1.9k Views Asked by At

I am taking an online course, where I came across submitting many Q-Values. So, I wrote a Python script to calculate it automatically. I have used the following equations. Q-Value Iteration Update Rules But the script is not performing as it should. Its giving wrong answers. Though I could get right answer by doing the same thing on paper.

def Qvalue_iteration(T, R, gamma=0.5, n_iters=10):
    nS = R.shape[0]
    nA = T.shape[0]
    Q = [[0]*nA]*nS # initially
    for _ in range(n_iters):
        for s in range(nS): # for all states s
            for a in range(nA): # for all actions a
                sum_sp = 0
                for s_ in range(nS): # for all reachable states s'
                    sum_sp += (T[a][s][s_]*(R[s][s_][a] + gamma*max(Q[s_])))
                Q[s][a] = sum_sp
    return Q

Here, T are transition probabilities and R is the rewards. Could anyone please help me to code this Q-Value Iteration algorithm from scratch. I am a beginner in Reinforcement Learning. Though I have submitted the answers and got all of it correct by doing on paper, but I want to code it up.

2

There are 2 best solutions below

1
On

@Ashutosh Have you already solved the problem? For which online course was it for?
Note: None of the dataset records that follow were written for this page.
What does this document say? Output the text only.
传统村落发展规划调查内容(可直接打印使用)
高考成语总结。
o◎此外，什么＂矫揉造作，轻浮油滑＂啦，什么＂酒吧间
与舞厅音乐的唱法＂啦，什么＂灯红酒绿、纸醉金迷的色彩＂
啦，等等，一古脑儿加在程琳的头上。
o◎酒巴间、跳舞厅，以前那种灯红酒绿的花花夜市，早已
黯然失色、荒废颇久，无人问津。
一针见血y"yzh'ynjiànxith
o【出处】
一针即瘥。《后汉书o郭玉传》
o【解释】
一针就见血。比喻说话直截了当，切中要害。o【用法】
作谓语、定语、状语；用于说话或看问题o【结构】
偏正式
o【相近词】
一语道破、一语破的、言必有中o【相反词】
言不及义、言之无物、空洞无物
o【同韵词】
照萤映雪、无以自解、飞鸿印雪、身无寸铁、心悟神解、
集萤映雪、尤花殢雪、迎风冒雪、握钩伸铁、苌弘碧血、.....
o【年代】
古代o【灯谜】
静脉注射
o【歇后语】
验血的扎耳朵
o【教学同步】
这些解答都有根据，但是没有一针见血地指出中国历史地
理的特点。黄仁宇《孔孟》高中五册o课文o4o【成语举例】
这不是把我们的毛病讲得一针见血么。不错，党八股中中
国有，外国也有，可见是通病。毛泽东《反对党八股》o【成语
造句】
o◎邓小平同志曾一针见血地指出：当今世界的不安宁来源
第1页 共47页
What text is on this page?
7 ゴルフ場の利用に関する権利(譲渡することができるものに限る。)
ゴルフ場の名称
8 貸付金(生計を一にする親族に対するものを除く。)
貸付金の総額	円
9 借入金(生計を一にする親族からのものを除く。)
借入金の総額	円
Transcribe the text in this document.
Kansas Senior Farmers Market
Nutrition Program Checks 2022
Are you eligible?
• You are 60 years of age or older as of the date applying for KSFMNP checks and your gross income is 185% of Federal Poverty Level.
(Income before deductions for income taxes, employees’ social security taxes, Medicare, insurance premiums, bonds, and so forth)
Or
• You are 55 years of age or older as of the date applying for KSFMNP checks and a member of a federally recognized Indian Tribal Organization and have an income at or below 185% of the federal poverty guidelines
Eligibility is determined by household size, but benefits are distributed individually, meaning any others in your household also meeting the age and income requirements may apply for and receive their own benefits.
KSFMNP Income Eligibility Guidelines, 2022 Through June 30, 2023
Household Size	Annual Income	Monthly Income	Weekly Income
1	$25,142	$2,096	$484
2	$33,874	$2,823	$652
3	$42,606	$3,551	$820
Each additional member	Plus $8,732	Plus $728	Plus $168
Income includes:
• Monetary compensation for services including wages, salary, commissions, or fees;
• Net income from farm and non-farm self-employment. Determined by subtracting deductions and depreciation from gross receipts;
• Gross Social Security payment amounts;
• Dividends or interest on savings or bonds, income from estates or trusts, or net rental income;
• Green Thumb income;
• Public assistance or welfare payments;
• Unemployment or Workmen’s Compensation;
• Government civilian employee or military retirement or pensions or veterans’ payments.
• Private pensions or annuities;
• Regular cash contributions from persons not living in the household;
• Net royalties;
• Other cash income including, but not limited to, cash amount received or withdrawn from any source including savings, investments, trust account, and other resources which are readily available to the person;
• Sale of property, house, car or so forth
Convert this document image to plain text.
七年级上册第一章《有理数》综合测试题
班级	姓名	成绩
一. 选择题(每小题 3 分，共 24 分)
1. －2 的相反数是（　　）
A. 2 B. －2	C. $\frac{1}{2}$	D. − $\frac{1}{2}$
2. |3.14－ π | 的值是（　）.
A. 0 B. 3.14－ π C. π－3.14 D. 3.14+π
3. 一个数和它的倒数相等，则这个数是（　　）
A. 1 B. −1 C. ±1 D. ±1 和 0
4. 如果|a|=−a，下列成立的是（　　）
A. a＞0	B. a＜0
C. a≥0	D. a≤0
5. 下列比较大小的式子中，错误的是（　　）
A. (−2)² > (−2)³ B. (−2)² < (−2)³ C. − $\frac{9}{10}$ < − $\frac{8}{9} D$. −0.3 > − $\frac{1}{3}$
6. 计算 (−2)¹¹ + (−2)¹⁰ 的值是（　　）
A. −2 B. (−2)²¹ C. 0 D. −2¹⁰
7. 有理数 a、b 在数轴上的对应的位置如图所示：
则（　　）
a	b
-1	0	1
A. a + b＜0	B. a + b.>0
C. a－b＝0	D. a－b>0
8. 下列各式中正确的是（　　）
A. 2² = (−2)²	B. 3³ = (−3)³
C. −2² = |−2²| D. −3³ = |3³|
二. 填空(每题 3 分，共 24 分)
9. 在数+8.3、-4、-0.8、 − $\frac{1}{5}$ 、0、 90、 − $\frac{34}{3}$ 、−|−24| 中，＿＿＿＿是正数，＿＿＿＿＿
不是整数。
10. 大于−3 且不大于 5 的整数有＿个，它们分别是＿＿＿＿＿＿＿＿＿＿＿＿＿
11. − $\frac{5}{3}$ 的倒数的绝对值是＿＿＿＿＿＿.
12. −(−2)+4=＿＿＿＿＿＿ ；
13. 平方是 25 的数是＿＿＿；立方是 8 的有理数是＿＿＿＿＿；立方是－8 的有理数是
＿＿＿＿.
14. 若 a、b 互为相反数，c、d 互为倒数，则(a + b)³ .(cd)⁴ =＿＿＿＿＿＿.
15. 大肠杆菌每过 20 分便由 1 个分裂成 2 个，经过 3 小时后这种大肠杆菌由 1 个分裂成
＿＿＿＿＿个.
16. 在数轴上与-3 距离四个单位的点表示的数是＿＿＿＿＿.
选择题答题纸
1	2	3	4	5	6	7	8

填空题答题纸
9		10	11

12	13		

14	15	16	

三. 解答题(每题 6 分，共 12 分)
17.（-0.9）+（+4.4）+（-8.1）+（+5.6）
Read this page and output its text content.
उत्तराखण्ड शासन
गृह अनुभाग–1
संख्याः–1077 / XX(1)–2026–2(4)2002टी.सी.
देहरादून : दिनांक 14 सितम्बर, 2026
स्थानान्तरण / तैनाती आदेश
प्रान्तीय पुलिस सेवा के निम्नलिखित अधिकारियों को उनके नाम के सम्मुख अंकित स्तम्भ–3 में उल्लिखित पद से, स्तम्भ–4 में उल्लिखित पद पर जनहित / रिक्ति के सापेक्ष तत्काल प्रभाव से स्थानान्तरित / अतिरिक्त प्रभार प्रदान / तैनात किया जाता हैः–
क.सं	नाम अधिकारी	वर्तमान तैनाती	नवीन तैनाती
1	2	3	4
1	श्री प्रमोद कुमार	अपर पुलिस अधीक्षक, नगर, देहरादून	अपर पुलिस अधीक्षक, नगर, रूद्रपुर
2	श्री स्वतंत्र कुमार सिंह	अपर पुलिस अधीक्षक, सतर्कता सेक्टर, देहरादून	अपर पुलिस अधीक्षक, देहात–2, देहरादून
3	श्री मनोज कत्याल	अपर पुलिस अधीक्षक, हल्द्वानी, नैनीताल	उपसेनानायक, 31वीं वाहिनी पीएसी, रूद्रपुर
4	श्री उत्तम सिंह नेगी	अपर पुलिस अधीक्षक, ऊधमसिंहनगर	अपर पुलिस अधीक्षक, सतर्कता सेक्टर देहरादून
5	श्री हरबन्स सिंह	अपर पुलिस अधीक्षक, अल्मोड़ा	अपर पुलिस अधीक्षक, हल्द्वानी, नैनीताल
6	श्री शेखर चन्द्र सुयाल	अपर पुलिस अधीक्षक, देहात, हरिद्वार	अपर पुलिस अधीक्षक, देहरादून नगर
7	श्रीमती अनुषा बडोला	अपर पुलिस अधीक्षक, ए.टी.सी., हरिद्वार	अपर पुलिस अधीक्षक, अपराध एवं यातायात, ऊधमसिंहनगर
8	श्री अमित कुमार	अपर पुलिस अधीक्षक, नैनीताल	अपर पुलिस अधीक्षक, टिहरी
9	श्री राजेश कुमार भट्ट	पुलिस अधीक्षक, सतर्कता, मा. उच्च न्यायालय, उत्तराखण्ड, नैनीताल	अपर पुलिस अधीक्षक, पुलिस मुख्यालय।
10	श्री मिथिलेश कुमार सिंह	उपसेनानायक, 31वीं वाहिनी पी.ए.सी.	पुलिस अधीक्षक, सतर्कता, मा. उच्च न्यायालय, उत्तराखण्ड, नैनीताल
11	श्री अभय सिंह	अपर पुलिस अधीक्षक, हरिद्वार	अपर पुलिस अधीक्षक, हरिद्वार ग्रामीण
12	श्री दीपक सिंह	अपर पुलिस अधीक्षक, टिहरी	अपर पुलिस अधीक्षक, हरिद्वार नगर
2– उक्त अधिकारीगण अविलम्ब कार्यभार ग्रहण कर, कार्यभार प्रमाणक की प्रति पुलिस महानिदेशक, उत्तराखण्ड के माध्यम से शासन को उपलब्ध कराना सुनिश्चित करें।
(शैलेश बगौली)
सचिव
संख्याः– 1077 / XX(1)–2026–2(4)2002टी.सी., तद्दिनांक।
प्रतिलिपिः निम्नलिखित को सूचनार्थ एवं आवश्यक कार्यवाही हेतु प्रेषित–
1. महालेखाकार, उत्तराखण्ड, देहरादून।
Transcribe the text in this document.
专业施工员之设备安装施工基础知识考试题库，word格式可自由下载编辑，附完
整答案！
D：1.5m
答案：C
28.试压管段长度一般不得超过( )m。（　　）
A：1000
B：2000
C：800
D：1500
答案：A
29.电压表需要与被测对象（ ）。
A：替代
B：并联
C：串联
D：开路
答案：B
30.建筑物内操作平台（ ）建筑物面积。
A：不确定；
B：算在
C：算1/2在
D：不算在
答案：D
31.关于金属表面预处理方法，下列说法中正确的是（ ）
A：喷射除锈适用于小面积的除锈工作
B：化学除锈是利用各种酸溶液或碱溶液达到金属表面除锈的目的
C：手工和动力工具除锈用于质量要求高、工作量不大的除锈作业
def Qvalue_iteration(T, R, gamma=0.5, n_iters=10):
nA = R.shape[0]
nS = T.shape[0]
Q = np.zeros((nS,nA)) # initially
for _ in range(n_iters):
    for s in range(nS): # for all states s
        for a in range(nA): # for all actions a
            sum_sp = 0
            for s_ in range(nS): # for all reachable states s'
                sum_sp += (T[s][a][s_]*(R[s][a][s_] + gamma*max(Q[s_])))
            Q[s][a] = sum_sp
return Q

The shape has been re-ordered!

0
On

The code that is creating the error is the line where you initialised the zero matrix:

Q = [[0]*nA]*nS # initially

Instead, you could try importing numpy as np and initialise a zero matrix:

Q = np.zeros((nS,NA))